Reputation: 65
I have a B2B customer dataset where we want to be able to measure the onboarding process of our customers after giving them access to our webshop. A company can have many users that has been given access. I would like to create another column called "Onboarding" with conditional to "First log-in date" that if a user from any given company has logged in for the first time, then we would classify this company or customer as onboarded with the value "Yes" otherwise "No". And this # means they have not logged in yet. I am unsure how to approach this in R. Can any help me please? ^^
An example is attached as a picture:
Upvotes: 1
Views: 1065
Reputation: 5647
Is that what you wanted...
First data for reproducible report:
dat <- data.frame(Company = c("A","A","A","A","A","B","B","B","B","C","C","C","C","D","D","D","D"),
UserID = c("Simon","Hans","Jane","Alex","David","Dan","Sarah","Susan","Bob","Keith",
"Harry","Adam","Kenneth","Denial","Henna","John","Dylan"),
First_Log_in_Date = c("2018-02-22","#","2018-03-07","2018-04-29","#","#","#",
"2018-05-01","2018-02-27","2018-06-08","2018-07-12",
"2018-02-21","#","#","#","#","#"),
stringsAsFactors = F)
To answer your original question, I would simply use base ifelse() function:
dat$Onboarding <- ifelse(dat$First_Log_in_Date=="#", "NO", "YES")
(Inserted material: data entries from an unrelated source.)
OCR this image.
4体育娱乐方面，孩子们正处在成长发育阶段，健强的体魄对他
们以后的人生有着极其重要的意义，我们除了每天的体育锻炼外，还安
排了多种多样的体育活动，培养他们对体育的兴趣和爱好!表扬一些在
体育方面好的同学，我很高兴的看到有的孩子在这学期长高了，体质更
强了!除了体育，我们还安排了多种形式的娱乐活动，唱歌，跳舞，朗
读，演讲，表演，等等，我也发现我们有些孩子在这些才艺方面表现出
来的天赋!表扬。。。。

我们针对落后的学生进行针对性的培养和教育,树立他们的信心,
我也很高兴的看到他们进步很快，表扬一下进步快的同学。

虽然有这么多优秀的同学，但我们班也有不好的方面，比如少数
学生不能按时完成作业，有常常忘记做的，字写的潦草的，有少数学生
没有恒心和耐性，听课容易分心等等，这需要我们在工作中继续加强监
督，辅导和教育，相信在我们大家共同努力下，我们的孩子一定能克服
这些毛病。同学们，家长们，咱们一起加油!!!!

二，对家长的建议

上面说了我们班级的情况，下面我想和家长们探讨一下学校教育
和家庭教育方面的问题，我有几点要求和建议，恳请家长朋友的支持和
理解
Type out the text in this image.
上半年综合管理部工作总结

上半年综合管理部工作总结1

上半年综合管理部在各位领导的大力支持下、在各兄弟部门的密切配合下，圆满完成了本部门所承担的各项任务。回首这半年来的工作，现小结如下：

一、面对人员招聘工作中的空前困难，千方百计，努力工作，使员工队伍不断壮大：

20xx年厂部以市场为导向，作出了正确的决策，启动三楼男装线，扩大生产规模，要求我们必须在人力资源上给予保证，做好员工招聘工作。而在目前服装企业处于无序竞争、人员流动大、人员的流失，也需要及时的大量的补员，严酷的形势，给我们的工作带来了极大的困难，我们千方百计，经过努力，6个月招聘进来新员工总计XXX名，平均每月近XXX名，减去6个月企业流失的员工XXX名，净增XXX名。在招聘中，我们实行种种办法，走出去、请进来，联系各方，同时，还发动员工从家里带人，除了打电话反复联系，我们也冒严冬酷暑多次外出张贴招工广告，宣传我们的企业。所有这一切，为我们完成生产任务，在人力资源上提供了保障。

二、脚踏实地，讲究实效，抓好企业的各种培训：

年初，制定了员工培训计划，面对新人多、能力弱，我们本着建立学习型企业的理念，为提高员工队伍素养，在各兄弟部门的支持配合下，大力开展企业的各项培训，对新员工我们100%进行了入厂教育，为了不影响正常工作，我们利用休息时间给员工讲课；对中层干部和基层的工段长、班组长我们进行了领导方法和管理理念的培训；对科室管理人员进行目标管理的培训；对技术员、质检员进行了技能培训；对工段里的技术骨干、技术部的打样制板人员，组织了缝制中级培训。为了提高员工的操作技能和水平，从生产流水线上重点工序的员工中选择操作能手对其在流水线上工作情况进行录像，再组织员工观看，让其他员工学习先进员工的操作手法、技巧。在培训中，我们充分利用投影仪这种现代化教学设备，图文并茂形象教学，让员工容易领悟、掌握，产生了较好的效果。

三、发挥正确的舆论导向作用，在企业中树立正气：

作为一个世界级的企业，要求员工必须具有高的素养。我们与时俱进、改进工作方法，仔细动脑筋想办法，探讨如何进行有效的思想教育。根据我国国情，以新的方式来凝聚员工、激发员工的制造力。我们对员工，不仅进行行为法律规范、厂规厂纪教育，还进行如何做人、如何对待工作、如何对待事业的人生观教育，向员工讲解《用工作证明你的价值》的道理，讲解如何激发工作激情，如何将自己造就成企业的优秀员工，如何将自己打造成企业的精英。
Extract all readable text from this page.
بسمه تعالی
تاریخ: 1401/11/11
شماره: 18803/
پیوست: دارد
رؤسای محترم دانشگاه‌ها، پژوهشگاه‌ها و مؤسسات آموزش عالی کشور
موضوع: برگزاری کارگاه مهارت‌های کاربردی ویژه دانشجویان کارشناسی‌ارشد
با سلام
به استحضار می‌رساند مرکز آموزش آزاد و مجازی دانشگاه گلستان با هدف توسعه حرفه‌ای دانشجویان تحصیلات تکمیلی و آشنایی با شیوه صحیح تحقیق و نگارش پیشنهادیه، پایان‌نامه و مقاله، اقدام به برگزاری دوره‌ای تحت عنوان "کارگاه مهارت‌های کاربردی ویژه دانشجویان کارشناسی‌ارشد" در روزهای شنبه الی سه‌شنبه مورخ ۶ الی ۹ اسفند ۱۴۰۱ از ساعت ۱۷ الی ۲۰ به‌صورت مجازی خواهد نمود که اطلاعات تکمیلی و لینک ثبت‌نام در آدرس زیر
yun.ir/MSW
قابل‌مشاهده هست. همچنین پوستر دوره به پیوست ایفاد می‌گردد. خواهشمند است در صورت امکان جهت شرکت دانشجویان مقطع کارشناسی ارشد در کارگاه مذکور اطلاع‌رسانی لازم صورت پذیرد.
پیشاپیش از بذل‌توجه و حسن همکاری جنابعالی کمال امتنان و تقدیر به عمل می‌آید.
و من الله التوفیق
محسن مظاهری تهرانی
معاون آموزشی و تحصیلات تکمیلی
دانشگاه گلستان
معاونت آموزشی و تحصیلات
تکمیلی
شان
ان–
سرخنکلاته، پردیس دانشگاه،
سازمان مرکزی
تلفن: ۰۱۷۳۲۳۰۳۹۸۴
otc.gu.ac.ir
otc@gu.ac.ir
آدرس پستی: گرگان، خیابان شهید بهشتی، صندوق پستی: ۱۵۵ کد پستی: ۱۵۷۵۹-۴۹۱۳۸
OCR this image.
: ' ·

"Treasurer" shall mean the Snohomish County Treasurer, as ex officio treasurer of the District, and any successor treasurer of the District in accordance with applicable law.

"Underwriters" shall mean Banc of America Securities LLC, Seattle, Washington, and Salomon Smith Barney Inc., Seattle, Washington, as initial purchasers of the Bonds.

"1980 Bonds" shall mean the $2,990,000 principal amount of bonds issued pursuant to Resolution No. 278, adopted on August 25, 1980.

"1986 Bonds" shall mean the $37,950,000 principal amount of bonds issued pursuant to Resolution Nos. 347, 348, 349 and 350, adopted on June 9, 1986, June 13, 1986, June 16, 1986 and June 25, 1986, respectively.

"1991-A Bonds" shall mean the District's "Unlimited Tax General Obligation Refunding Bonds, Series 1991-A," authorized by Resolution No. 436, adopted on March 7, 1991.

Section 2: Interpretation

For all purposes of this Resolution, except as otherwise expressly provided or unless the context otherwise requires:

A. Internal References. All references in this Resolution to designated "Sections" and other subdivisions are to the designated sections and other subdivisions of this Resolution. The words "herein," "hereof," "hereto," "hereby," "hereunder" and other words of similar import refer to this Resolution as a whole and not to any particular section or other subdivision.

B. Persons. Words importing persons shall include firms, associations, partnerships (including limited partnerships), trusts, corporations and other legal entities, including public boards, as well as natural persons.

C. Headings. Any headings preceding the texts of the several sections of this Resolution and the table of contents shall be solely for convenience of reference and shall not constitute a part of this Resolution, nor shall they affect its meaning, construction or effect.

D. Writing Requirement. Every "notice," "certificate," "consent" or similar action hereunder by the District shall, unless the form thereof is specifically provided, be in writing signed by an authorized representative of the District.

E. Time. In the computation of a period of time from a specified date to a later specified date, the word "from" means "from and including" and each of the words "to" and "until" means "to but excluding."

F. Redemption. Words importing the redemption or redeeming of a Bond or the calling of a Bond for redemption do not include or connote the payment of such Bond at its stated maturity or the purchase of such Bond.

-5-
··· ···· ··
And we get the result "Onboarding" column filled with Yes or No, depending upon the log in date.
To answer your condition based 2nd question, I would simply use "dplyr" package functions:
dat <- dat %>% group_by(Company) %>%
mutate(onborded = ifelse(n_distinct(First_Log_in_Date) > 1, "Yes", "No"))
We get the result "Onboarding" column filled with Yes or No, depending upon the log in date for employees, in any of the group company, is other than just "#".
The table will look like:
Upvotes: 1
Reputation: 486
In other words, for a given company if all users have First-Login Date as "#", the company has not been onboarded. Is that correct?
You can use the split-apply-combine approach for such problems:
#### Data ####
my_df <- data.frame(Company = c("A","A","A","A","A","B","B","B","B","C","C","C","C","D","D","D","D"),
UserID = c("Simon","Hans","Jane","Alex","David","Dan","Sarah","Susan","Bob","Keith",
"Harry","Adam","Kenneth","Denial","Henna","John","Dylan"),
First_Log_in_Date = c("2018-02-22","#","2018-03-07","2018-04-29","#","#","#",
"2018-05-01","2018-02-27","2018-06-08","2018-07-12",
"2018-02-21","#","#","#","#","#"))
#### Split - Apply - Combine ####
my_df %>% split(., .$Company) %>% lapply(function(company_df) {
# "Check if any user logged in
if(any(company_df$First_Log_in_Date != "#")) {
company_df$onboarded <- T
return(company_df)
}
company_df$onboarded <- F
return(company_df)
}) %>% do.call(rbind, .)
Upvotes: 0